Dizzy, I headed back to the local stage and stood around for P-Nuckle’s set. Fun loving of, course, and ready to party, the members of P-Nuckle did what they do best and entertained the crowd. And while the band’s music is certainly not my thing it was a relief to hear some music that actually had some -- dare I say -- soul.
In what was a somewhat strange transition from the fun and bounce of P-Nuckle, we headed to the main stage to see Blonde Redhead. Spotty the other times I've seen the band, this time out the act seemed to have at all and seemed very comfortable with the larger stage. I don’t think there is more arresting voice (or even stage presence) in rock music right now than singer Kazu Makino, and her vocals powered the bands entire set. Playing material that ranged from their new record 23 all the way to Fake Can Be Just As Good, Blonde Redhead was the highlight of the day.
Voted “Denver’s Most Likely to Succeed 2008,” the Swayback battled through some equipment problems to deliver one of its most aggressive shows in recent memory.

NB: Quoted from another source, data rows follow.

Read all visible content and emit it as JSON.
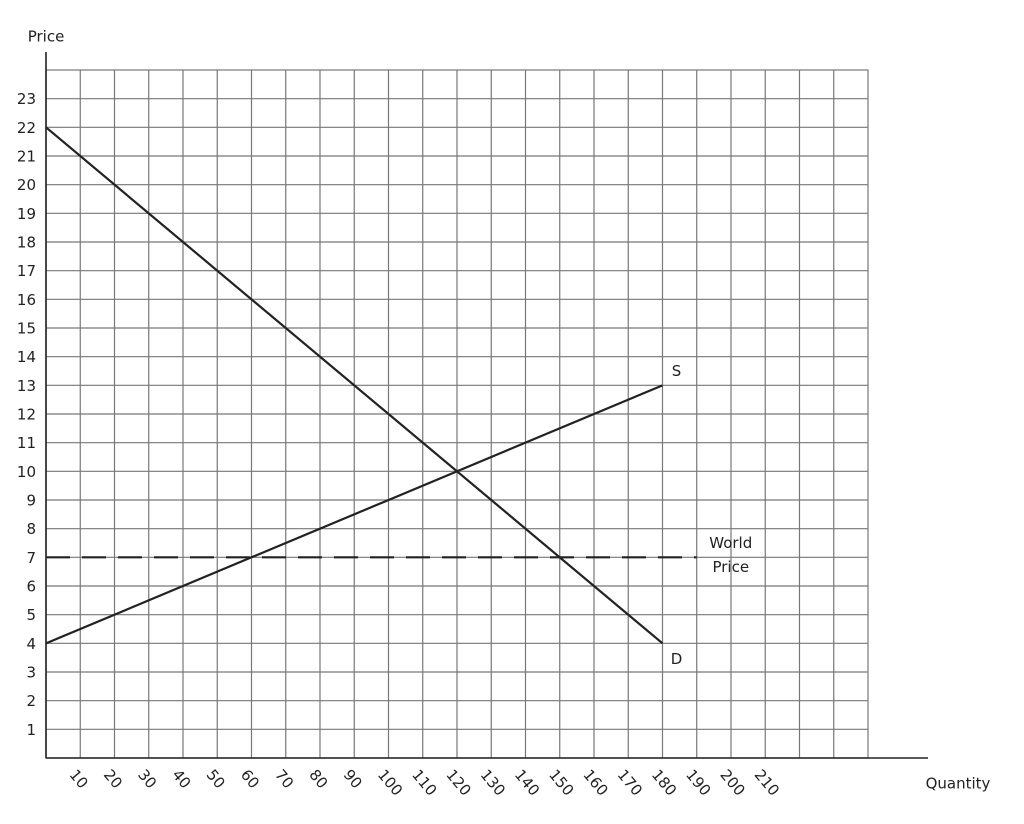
{
  "chart_data": {
    "type": "line",
    "x_label": "Quantity",
    "y_label": "Price",
    "xlim": [
      0,
      240
    ],
    "ylim": [
      0,
      24
    ],
    "xticks": [
      10,
      20,
      30,
      40,
      50,
      60,
      70,
      80,
      90,
      100,
      110,
      120,
      130,
      140,
      150,
      160,
      170,
      180,
      190,
      200,
      210
    ],
    "yticks": [
      1,
      2,
      3,
      4,
      5,
      6,
      7,
      8,
      9,
      10,
      11,
      12,
      13,
      14,
      15,
      16,
      17,
      18,
      19,
      20,
      21,
      22,
      23
    ],
    "grid": true,
    "series": [
      {
        "name": "D",
        "color": "#222222",
        "dashed": false,
        "x": [
          0,
          180
        ],
        "values": [
          22,
          4
        ]
      },
      {
        "name": "S",
        "color": "#222222",
        "dashed": false,
        "x": [
          0,
          180
        ],
        "values": [
          4,
          13
        ]
      },
      {
        "name": "World Price",
        "color": "#222222",
        "dashed": true,
        "x": [
          0,
          190
        ],
        "values": [
          7,
          7
        ]
      }
    ]
  }
}
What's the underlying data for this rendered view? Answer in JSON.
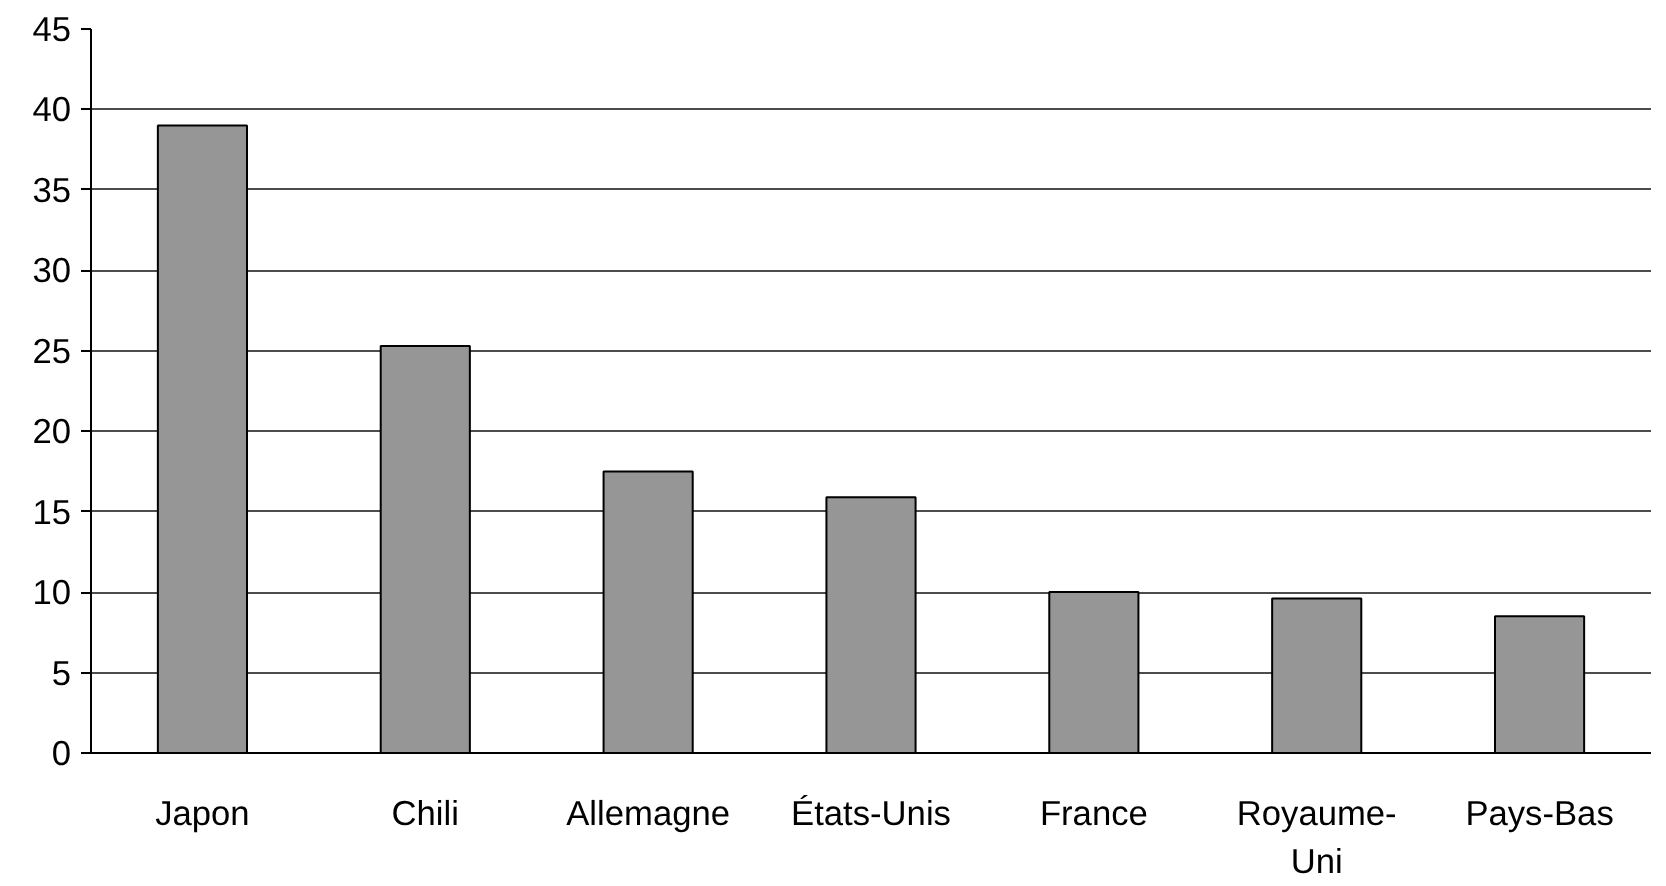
{
  "chart_data": {
    "type": "bar",
    "categories": [
      "Japon",
      "Chili",
      "Allemagne",
      "États-Unis",
      "France",
      "Royaume-Uni",
      "Pays-Bas"
    ],
    "values": [
      39,
      25.3,
      17.5,
      15.9,
      10,
      9.6,
      8.5
    ],
    "color": "#969696",
    "ylim": [
      0,
      45
    ],
    "yticks": [
      0,
      5,
      10,
      15,
      20,
      25,
      30,
      35,
      40,
      45
    ],
    "grid": "y"
  }
}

Gnarls Barkley closed out the night, with Cee-Lo Green's voice echoing through the parking lot. In full rock band mode, and surrounded by set pieces left over from the Super Mario Brothers set, the act hit a sweet spot with the crowd over and over as it ran through songs from Odd Couple, the act's latest album. As Danger Mouse held everything together on the organ, Cee-Lo was allowed to run wild with his lunatic ranting. When the band launched into “Crazy,” the crowd of course went, uh, crazy. As the outfit rolled through the rest of its material, it proved that it's more than just a one-hit wonder, and made a case for being one of the more interesting bands out today.
-- Jeremy Brashaw
Critic’s Notebook Personal Bias: Most outdoor fests get it wrong by overlapping different bands, however it was great to have the opposing stages, with the bands going one after the other. Random Detail: Watching Blonde Redhead reconfigure its older, jagged punk material into weepy ballads was probably on of the coolest things about its set. By the Way: Cee-Lo looked completely ridiculous and embarrassed as he held the ubiquitous bottle of Southern Comfort during Gnarls’ last song.